Because a marriage is not only a union of two individuals but also two different culinary traditions, it is during the high holidays, when “laws” and “in-laws” meet around one table, that culinary conflicts are likely to escalate. The traditional Czech Christmas dinner is carp with potato salad, but few agree on how the potato salad should exactly be made. Apparently, there are families that hold democratic pre-Christmas meetings where the ingredient list is decided upon in order to prevent quibbling on Christmas’ Eve. Such important questions are discussed as: “Should celeriac be included? Peas or no peas? Herring? Mayonnaise, or just oil and vinegar?”. You see, potato salad is a complicated matter.
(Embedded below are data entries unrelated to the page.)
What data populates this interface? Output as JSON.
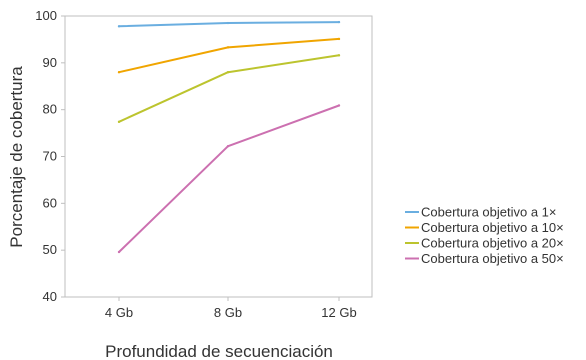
{
  "chart_data": {
    "type": "line",
    "title": "",
    "xlabel": "Profundidad de secuenciación",
    "ylabel": "Porcentaje de cobertura",
    "categories": [
      "4 Gb",
      "8 Gb",
      "12 Gb"
    ],
    "ylim": [
      40,
      100
    ],
    "yticks": [
      "40",
      "50",
      "60",
      "70",
      "80",
      "90",
      "100"
    ],
    "grid": false,
    "legend_position": "right",
    "series": [
      {
        "name": "Cobertura objetivo a 1×",
        "color": "#6aaee0",
        "values": [
          97.8,
          98.5,
          98.7
        ]
      },
      {
        "name": "Cobertura objetivo a 10×",
        "color": "#f0a500",
        "values": [
          88.0,
          93.3,
          95.1
        ]
      },
      {
        "name": "Cobertura objetivo a 20×",
        "color": "#bcc42e",
        "values": [
          77.4,
          88.0,
          91.6
        ]
      },
      {
        "name": "Cobertura objetivo a 50×",
        "color": "#cc70b0",
        "values": [
          49.6,
          72.2,
          80.9
        ]
      }
    ]
  }
}
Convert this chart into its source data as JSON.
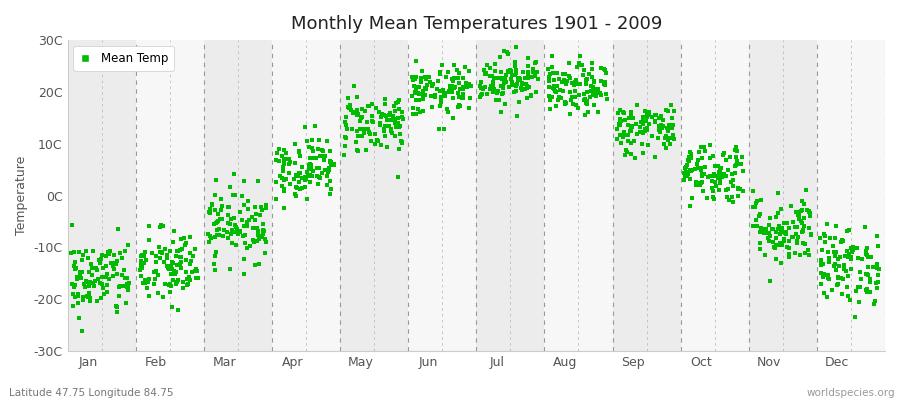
{
  "title": "Monthly Mean Temperatures 1901 - 2009",
  "ylabel": "Temperature",
  "bottom_left": "Latitude 47.75 Longitude 84.75",
  "bottom_right": "worldspecies.org",
  "ylim": [
    -30,
    30
  ],
  "yticks": [
    -30,
    -20,
    -10,
    0,
    10,
    20,
    30
  ],
  "ytick_labels": [
    "-30C",
    "-20C",
    "-10C",
    "0C",
    "10C",
    "20C",
    "30C"
  ],
  "months": [
    "Jan",
    "Feb",
    "Mar",
    "Apr",
    "May",
    "Jun",
    "Jul",
    "Aug",
    "Sep",
    "Oct",
    "Nov",
    "Dec"
  ],
  "mean_temps": [
    -16.0,
    -14.0,
    -5.5,
    5.5,
    14.0,
    20.0,
    22.5,
    20.5,
    13.0,
    4.5,
    -6.5,
    -13.5
  ],
  "std_temps": [
    3.8,
    3.8,
    3.5,
    3.0,
    3.0,
    2.5,
    2.5,
    2.5,
    2.5,
    3.0,
    3.5,
    3.8
  ],
  "n_years": 109,
  "marker_color": "#00BB00",
  "marker_size": 3,
  "bg_even": "#ECECEC",
  "bg_odd": "#F7F7F7",
  "fig_bg": "#FFFFFF",
  "legend_label": "Mean Temp",
  "seed": 42,
  "dashes_per_month": 2
}
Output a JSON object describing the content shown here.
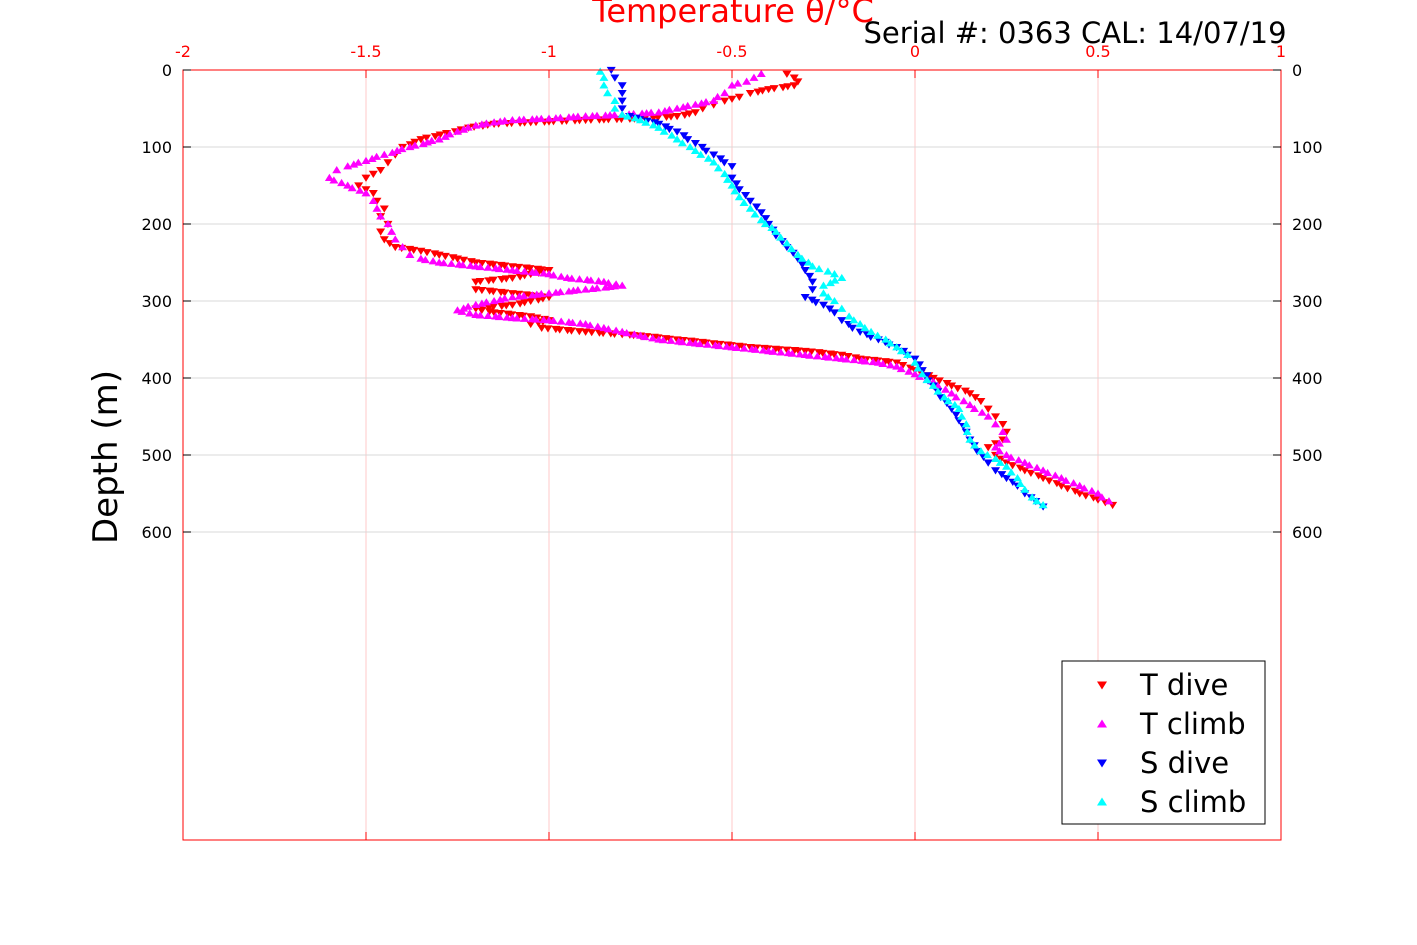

One of the benefits of our inter-cultural marriage is that there are no wars to be fought over Christmas dinner: my Dutch mother-in-law lives in blissful ignorance of Czech Christmas traditions (and is currently 800 km away) and my Dutch husband loves my mother’s potato salad. And I mean: who wouldn’t? It is neither too heavy nor too insubstantial. With a reassuring amount of mayonnaise but lightened with sharp yoghurt. There are enough vegetables included to make you feel it’s good for you and will not weigh you down as potato-heavy salads are wont to do. All ingredients are cut quite finely, which makes it more elegant than most potato salads. It’s perfect with that carp on Christmas Eve and even better on New Year’s Eve open face sandwiches. My mother also makes it at other times of the year when cooking for a large group – it can be made in advance, everybody likes it and it goes with roast chicken as well as with any vegetarian patties we make. But as far as I am concerned, it’s good enough to stand on its own.

My mother’s potato salad

Now, my mother is an intuitive cook and responds vaguely to inquiries about weights and measurements, but for your sake I pressed her to be a bit more precise than “mayonnaise to taste”.

2 kg waxy (boiling) potatoes, unpeeled, scrubbed
250 g celeriac, peeled
2 medium carrots. peeled
200 g peas (frozen)
3 onions (white or red), finely diced
350 g gherkins (one large jar), finely diced
250 g mayonnaise
250 g yoghurt
salt

Cook potatoes in a large pot of boiling salted water until fork-tender, about 25 minutes, or until done. Drain. Peel the potatoes as soon as they can be handled, it is easier to peel them when they are still warm. Let cool completely. Cook the carrots and celeriac in salted water until fork-tender. Let cool. Blanch the peas in boiling water, drain.

Dice the potatoes quite finely ( 8mm to 1 cm) and put them in a large bowl. Sprinkle with salt as you add the potatoes. Dice celeriac and carrots even finer (about 5 mm) and add them to the bowl. Add peas, diced gherkins and onions.

Mix the mayonnaise and yoghurt, add to the bowl and mix everything gently. Taste and add salt if needed.